Board hears warning that state 'recalibration' could shrink aid to smallest districts
Summary
Sheridan County School District #3 trustees spent a large portion of their meeting reviewing proposed state "recalibration" language and its potential effects on very small districts.
Sheridan County School District #3 trustees spent a large portion of their meeting reviewing proposed state "recalibration" language and its potential effects on very small districts. Speaker 2 told the board the draft emphasizes an evidence-based model and includes a recommended fix to the "small school adjustment," but warned that the draft also assumes the small-district adjustment would no longer be needed.
Why it matters: the board was told the current small-school cliff means losing students can suddenly drop a district’s state funding by an amount local officials described as “about $300,000.” Speaker 2 said the small-district adjustment currently provides the district the funding equivalent of about 4.57 teachers — "to us in terms of the funding model is $350,000. It's 10% of the budget," Speaker 2 said — and that removing that adjustment while fixing the small-school metric could leave the district materially worse off.

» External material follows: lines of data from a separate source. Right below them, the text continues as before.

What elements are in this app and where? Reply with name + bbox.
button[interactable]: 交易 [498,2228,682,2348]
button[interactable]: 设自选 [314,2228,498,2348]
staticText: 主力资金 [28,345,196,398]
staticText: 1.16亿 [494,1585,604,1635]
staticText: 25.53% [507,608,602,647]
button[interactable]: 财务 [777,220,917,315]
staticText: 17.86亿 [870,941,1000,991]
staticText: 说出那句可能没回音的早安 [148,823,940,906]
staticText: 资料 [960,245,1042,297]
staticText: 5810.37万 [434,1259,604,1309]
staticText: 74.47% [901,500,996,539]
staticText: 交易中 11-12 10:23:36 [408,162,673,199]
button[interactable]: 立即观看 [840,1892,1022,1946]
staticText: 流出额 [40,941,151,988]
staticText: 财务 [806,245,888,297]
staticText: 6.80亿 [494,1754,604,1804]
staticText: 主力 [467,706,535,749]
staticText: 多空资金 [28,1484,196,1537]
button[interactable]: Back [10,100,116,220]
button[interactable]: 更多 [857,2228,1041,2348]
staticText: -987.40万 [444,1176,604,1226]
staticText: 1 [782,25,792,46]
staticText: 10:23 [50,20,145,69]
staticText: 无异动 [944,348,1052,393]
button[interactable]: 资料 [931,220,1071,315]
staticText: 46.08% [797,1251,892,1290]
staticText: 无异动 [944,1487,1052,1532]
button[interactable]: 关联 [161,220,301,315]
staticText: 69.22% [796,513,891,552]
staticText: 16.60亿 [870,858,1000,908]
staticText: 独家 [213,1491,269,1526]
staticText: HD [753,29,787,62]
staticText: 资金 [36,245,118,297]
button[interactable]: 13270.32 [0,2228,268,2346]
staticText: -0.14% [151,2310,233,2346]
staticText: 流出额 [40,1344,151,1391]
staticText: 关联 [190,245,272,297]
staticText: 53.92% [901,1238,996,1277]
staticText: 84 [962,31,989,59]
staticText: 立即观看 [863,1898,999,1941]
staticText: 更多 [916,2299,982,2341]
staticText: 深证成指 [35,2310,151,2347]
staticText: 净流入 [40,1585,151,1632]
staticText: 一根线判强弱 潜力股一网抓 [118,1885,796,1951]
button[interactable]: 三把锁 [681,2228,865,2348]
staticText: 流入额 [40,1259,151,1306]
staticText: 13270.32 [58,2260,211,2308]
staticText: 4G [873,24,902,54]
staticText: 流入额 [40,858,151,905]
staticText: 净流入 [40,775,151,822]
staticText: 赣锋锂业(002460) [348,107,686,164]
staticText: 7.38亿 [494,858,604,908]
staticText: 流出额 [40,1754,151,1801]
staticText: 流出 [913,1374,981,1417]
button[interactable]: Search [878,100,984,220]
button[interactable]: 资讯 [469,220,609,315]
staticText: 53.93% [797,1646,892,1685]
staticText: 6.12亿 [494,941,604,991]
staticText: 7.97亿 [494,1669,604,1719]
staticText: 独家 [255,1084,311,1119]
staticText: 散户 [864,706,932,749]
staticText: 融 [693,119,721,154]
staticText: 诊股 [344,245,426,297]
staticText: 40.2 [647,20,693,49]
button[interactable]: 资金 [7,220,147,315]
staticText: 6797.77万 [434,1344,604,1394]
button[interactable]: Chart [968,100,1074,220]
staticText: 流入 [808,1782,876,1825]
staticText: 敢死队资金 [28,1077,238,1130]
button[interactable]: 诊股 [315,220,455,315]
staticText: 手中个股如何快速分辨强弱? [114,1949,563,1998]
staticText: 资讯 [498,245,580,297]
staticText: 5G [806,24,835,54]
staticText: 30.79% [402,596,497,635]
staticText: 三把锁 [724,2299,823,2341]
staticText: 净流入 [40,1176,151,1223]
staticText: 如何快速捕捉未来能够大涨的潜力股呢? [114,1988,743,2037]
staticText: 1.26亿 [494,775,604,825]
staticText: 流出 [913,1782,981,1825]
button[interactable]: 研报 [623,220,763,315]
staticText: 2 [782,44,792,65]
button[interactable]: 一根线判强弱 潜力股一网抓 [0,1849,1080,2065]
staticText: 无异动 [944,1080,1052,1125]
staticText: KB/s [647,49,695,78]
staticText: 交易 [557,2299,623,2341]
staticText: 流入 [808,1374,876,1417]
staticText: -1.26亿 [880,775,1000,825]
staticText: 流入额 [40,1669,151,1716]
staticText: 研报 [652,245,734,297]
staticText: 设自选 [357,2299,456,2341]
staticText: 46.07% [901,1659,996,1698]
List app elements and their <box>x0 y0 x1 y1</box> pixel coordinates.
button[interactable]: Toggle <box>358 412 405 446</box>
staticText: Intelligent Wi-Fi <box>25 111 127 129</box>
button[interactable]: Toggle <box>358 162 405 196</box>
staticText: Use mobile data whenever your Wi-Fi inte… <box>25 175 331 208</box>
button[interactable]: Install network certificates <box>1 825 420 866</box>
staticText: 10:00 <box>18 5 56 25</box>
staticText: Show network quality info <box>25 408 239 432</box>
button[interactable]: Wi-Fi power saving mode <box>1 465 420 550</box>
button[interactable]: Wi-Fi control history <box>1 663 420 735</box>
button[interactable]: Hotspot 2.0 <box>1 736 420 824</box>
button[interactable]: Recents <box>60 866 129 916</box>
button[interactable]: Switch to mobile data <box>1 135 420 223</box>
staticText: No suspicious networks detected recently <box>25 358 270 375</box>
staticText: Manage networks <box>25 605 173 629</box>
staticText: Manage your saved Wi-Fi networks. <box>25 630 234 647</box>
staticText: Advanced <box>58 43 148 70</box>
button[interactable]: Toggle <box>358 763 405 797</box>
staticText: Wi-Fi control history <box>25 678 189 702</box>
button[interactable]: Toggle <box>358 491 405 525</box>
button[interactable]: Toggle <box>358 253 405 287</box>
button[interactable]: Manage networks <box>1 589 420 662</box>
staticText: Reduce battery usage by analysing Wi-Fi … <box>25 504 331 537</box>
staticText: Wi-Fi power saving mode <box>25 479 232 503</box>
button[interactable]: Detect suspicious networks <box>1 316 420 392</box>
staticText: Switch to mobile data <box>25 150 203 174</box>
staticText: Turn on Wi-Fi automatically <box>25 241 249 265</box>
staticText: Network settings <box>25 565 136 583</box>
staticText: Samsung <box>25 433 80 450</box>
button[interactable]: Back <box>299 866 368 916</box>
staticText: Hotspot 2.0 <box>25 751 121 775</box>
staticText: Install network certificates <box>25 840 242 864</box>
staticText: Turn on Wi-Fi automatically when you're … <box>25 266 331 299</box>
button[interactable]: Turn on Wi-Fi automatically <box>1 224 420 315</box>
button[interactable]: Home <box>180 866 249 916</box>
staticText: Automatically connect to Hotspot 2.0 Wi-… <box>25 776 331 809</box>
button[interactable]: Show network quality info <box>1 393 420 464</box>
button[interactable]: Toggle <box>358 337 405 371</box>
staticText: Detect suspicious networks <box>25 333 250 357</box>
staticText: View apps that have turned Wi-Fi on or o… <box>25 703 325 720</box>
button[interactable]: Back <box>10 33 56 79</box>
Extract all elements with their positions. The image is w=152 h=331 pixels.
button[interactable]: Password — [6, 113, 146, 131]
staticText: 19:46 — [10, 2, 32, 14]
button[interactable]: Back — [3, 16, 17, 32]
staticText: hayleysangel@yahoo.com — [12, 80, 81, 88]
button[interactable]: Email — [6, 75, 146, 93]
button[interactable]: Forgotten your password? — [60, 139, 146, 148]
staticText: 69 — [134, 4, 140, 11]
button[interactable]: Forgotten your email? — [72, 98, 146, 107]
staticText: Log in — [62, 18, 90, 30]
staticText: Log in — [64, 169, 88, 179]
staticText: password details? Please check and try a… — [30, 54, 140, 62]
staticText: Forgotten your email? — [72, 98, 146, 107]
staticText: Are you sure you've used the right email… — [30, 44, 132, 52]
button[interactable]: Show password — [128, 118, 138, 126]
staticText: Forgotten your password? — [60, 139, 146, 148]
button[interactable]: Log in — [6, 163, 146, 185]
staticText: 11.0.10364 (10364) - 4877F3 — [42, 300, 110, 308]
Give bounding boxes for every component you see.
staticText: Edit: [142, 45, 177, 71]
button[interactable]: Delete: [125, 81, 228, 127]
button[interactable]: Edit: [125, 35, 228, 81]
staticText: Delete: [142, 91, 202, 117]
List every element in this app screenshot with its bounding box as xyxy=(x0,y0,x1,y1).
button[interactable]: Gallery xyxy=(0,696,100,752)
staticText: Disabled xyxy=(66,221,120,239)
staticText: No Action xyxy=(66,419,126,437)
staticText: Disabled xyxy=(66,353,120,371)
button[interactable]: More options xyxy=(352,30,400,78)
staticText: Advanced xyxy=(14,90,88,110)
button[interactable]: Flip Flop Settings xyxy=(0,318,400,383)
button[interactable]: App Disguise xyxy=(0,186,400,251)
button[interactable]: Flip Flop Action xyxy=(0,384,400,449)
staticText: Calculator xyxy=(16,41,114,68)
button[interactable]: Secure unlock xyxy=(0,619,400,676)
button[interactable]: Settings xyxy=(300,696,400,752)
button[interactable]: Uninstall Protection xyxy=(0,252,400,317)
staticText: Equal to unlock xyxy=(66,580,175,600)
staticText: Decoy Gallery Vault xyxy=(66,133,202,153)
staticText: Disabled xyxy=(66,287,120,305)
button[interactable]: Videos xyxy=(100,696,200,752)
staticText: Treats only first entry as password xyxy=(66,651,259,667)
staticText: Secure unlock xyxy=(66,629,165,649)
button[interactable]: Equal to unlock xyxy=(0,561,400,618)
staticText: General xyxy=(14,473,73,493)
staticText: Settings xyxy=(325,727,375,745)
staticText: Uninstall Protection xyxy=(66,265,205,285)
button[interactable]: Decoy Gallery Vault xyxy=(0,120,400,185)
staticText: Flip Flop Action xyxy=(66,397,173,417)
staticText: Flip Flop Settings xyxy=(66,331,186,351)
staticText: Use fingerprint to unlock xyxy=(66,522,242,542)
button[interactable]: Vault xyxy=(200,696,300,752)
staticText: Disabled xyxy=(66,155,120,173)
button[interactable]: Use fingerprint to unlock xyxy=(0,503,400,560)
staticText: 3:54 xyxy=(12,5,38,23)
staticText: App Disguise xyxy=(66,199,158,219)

Board members asked for continued involvement. Speaker 2 said, "I think my biggest work and the reason that I'm gonna continue to be involved in this, through January when the bill draft is provided and through the legislative session," and urged the board to watch the bill’s final language before taking positions. Members noted the draft’s opening line directs legislators to take the consultant's recommendations but that later lines add provisions outside the consultant’s scope.
Special-education funding was raised as a linked concern. Later in the meeting the board considered a WSPA resolution asking the state to change its special-education reimbursement schedule to monthly or quarterly payments; Speaker 2 said the current timing forces small districts to front large costs, offering one example: "the student that's placed in Massachusetts is costing them one of our small districts over $700,000 a year," and argued more frequent reimbursement would ease cash-flow stress for districts that must pay for residential placements immediately.
What’s next: Trustees said they will monitor exact bill language, consult with legislators, and decide whether to direct their delegate assembly representative how to vote. The board did not adopt a formal lobby position in the recorded segment but said members want to see the final draft before acting.